Video recruiting is a hot category. Last week I wrote about enRecruit using video to speed up the candidate shortlisting process. This week Wowzer re-launches with a comprehensive approach to using video throughout the job-filling process. Other players in the space include consumer-focused services such as VisualCV, Spark Hire, and InnovateCV, and more business-focused solutions such as Take the Interview and Get Hired. And those companies are just the tip of the iceberg.
“Video vastly improves the quality of interaction,” said Martinez. In addition, Wowzer says that video helps reduce job fill times by half and cuts costs by 50-80 percent. But, Martinez cautions, it needs to be done right. “We need to be very careful to use video the right way. People think it’s a very easy thing to do, but it’s very hard to do it well.”

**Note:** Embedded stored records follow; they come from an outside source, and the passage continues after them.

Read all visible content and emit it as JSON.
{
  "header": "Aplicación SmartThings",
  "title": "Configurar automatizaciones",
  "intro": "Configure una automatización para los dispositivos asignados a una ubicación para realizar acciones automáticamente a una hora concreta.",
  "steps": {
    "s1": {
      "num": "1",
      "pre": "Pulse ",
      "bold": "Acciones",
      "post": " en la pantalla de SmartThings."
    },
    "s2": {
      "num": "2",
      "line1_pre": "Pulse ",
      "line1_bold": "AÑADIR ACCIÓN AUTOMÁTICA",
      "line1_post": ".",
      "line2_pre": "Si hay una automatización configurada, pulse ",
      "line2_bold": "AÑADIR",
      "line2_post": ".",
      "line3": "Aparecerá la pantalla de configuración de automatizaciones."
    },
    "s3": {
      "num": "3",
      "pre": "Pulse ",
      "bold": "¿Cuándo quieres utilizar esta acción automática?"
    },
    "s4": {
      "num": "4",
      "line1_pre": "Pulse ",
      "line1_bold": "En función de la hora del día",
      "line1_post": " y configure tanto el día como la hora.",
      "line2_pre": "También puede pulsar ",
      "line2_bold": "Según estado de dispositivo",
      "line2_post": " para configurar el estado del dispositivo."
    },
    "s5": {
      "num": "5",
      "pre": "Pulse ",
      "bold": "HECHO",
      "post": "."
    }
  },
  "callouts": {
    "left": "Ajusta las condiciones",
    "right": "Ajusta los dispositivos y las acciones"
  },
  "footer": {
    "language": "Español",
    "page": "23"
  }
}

It’s no accident that Recruit is the company investing in Wowzer. It’s a Japanese company with major inroads in Asia, plus aggressive investments in North America and Europe. Similarly, Wowzer is an international company: Rodrigo was born in Mexico, educated in an American school in Europe, and worked in India, where he found his CTO and VP of customer success. The product is global as well: localized in five languages, with more coming.
The size of the investment that Recruit made was not made public, but Martinez says the deal was about much more than money. As the first video interviewing company with backing from a major global recruiting player, “this opens our doors to completely different markets.”
Wowzer works with both large recruitment agencies and individual companies, with a dual focus on high-growth clients and Fortune 1000 companies. The service charges on a per-seat basis: $250 per recruiter per month.
Wowzer was founded (as Ovia) in 2010 and received venture backing from DCM.